By Tam Gray, Daniel Levy, Jodie Morse, Michele Orecklin, Alain Sanders and Joel Stein

ENGAGED. KATE WINSLET, 23, Titanic star; to film director JIM THREAPLETON, 24. The two have been secretly betrothed since last summer.

SENTENCED. JEREMY STROHMEYER, 20, convicted molester and murderer of seven-year-old Sherrice Iverson; to life in prison without parole; in Las Vegas. Strohmeyer asked for forgiveness but blasted his former friend David Cash for watching the brutal crime without intervening, saying of Cash, "He makes me sick."

DIED. MAYNARD PARKER, 58, editor of Newsweek; of pneumonia that he contracted after treatment for leukemia; in New York City. A distinguished foreign correspondent and hard-driving journalist, he spent 31 years at Newsweek, the last seven as its top editor (see Eulogy, below).

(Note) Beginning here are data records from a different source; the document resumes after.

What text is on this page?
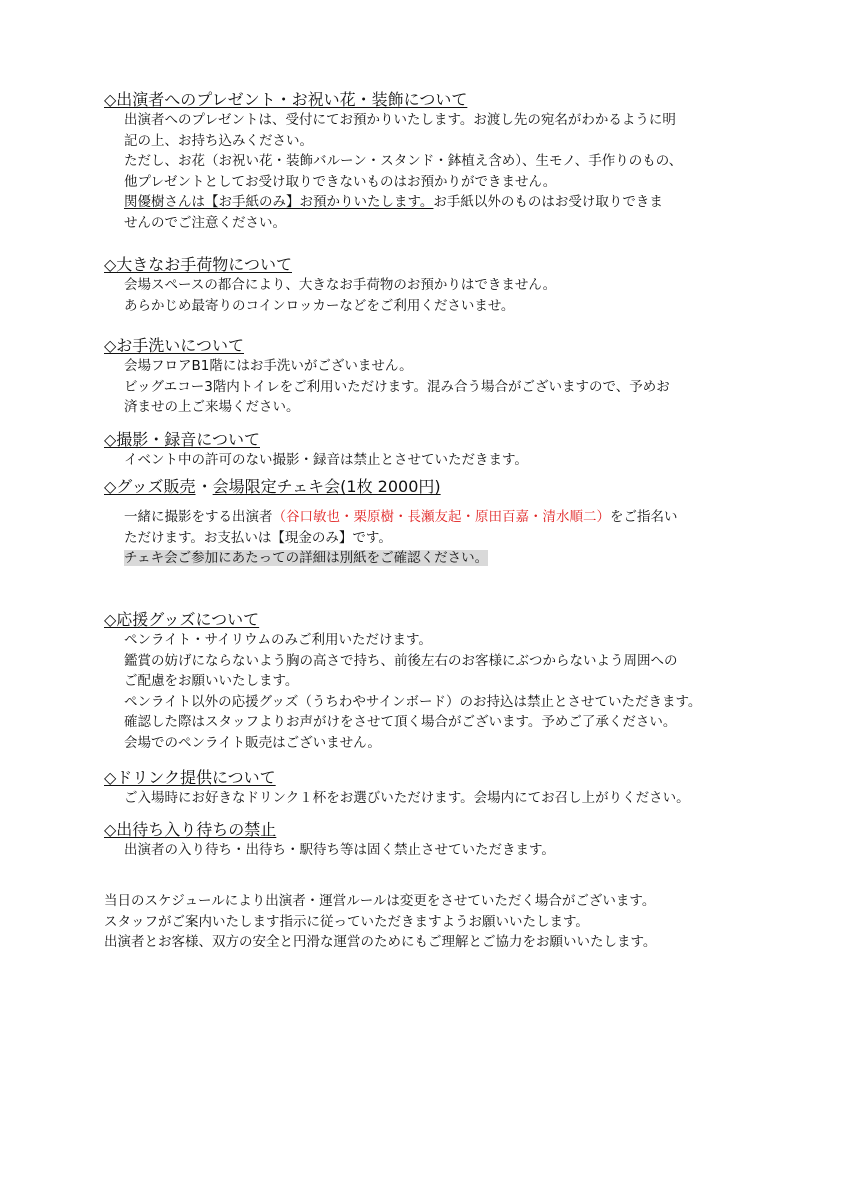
◇出演者へのプレゼント・お祝い花・装飾について
出演者へのプレゼントは、受付にてお預かりいたします。お渡し先の宛名がわかるように明
記の上、お持ち込みください。
ただし、お花（お祝い花・装飾バルーン・スタンド・鉢植え含め）、生モノ、手作りのもの、
他プレゼントとしてお受け取りできないものはお預かりができません。
関優樹さんは【お手紙のみ】お預かりいたします。お手紙以外のものはお受け取りできま
せんのでご注意ください。
◇大きなお手荷物について
会場スペースの都合により、大きなお手荷物のお預かりはできません。
あらかじめ最寄りのコインロッカーなどをご利用くださいませ。
◇お手洗いについて
会場フロアB1階にはお手洗いがございません。
ビッグエコー3階内トイレをご利用いただけます。混み合う場合がございますので、予めお
済ませの上ご来場ください。
◇撮影・録音について
イベント中の許可のない撮影・録音は禁止とさせていただきます。
◇グッズ販売 ・会場限定チェキ会(1枚 2000円)
一緒に撮影をする出演者（谷口敏也・栗原樹・長瀬友起・原田百嘉・清水順二）をご指名い
ただけます。お支払いは【現金のみ】です。
チェキ会ご参加にあたっての詳細は別紙をご確認ください。
◇応援グッズについて
ペンライト・サイリウムのみご利用いただけます。
鑑賞の妨げにならないよう胸の高さで持ち、前後左右のお客様にぶつからないよう周囲への
ご配慮をお願いいたします。
ペンライト以外の応援グッズ（うちわやサインボード）のお持込は禁止とさせていただきます。
確認した際はスタッフよりお声がけをさせて頂く場合がございます。予めご了承ください。
会場でのペンライト販売はございません。
◇ドリンク提供について
ご入場時にお好きなドリンク１杯をお選びいただけます。会場内にてお召し上がりください。
◇出待ち入り待ちの禁止
出演者の入り待ち・出待ち・駅待ち等は固く禁止させていただきます。
当日のスケジュールにより出演者・運営ルールは変更をさせていただく場合がございます。
スタッフがご案内いたします指示に従っていただきますようお願いいたします。
出演者とお客様、双方の安全と円滑な運営のためにもご理解とご協力をお願いいたします。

DIED. JOSEPH CATES, 74, Emmy-winning TV impresario who helped create the The $64,000 Question and worked on more than 1,000 made-for-TV specials; in New York City.

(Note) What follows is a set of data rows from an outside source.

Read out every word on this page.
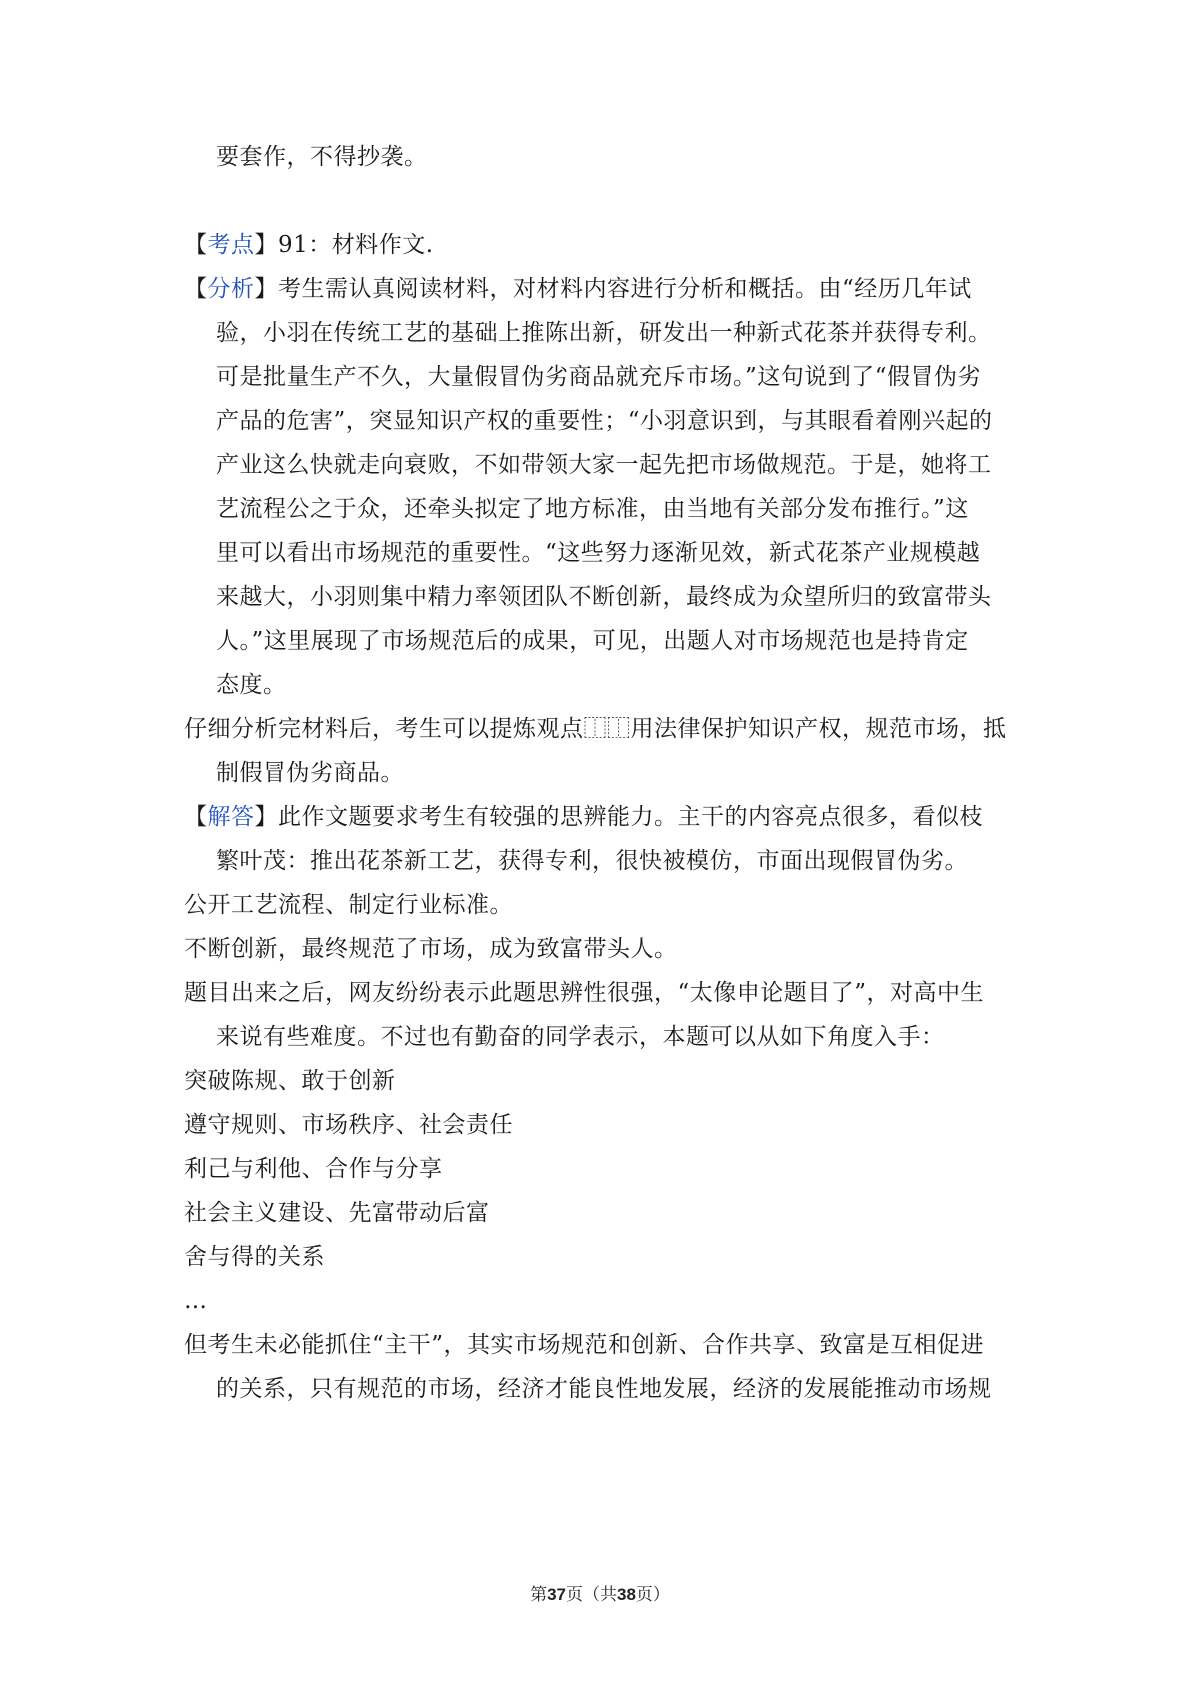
要套作，不得抄袭。
【考点】91：材料作文.
【分析】考生需认真阅读材料，对材料内容进行分析和概括。由“经历几年试
验，小羽在传统工艺的基础上推陈出新，研发出一种新式花茶并获得专利。
可是批量生产不久，大量假冒伪劣商品就充斥市场。”这句说到了“假冒伪劣
产品的危害”，突显知识产权的重要性；“小羽意识到，与其眼看着刚兴起的
产业这么快就走向衰败，不如带领大家一起先把市场做规范。于是，她将工
艺流程公之于众，还牵头拟定了地方标准，由当地有关部分发布推行。”这
里可以看出市场规范的重要性。“这些努力逐渐见效，新式花茶产业规模越
来越大，小羽则集中精力率领团队不断创新，最终成为众望所归的致富带头
人。”这里展现了市场规范后的成果，可见，出题人对市场规范也是持肯定
态度。
仔细分析完材料后，考生可以提炼观点⿰⿰用法律保护知识产权，规范市场，抵
制假冒伪劣商品。
【解答】此作文题要求考生有较强的思辨能力。主干的内容亮点很多，看似枝
繁叶茂：推出花茶新工艺，获得专利，很快被模仿，市面出现假冒伪劣。
公开工艺流程、制定行业标准。
不断创新，最终规范了市场，成为致富带头人。
题目出来之后，网友纷纷表示此题思辨性很强，“太像申论题目了”，对高中生
来说有些难度。不过也有勤奋的同学表示，本题可以从如下角度入手：
突破陈规、敢于创新
遵守规则、市场秩序、社会责任
利己与利他、合作与分享
社会主义建设、先富带动后富
舍与得的关系
…
但考生未必能抓住“主干”，其实市场规范和创新、合作共享、致富是互相促进
的关系，只有规范的市场，经济才能良性地发展，经济的发展能推动市场规
第37页（共38页）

DIED. CLEVELAND AMORY, 81, best-selling author and animal lover extraordinaire who fought for the rights of underdogs the world over; in New York City. Amory chronicled his most famous rescue--of his pet cat Polar Bear--in The Cat Who Came for Christmas. But he was also well versed in the habits of two-legged creatures, penning a sardonic series on society's upper crust.

DIED. FRANK YANKOVIC, 83, a.k.a. America's Polka King, maestro of Midwestern dance halls for seven decades who won the first ever Grammy for the folksy musical genre; in New Port Richey, Fla. Yankovic pumped his first accordion at age nine and soon took his signature Slovenian-style polka show on the road. Devoted fans, some known to have ripped off his clothes, won his devotion in return: he played so many one-night stands that he missed the birth of all 10 of his kids.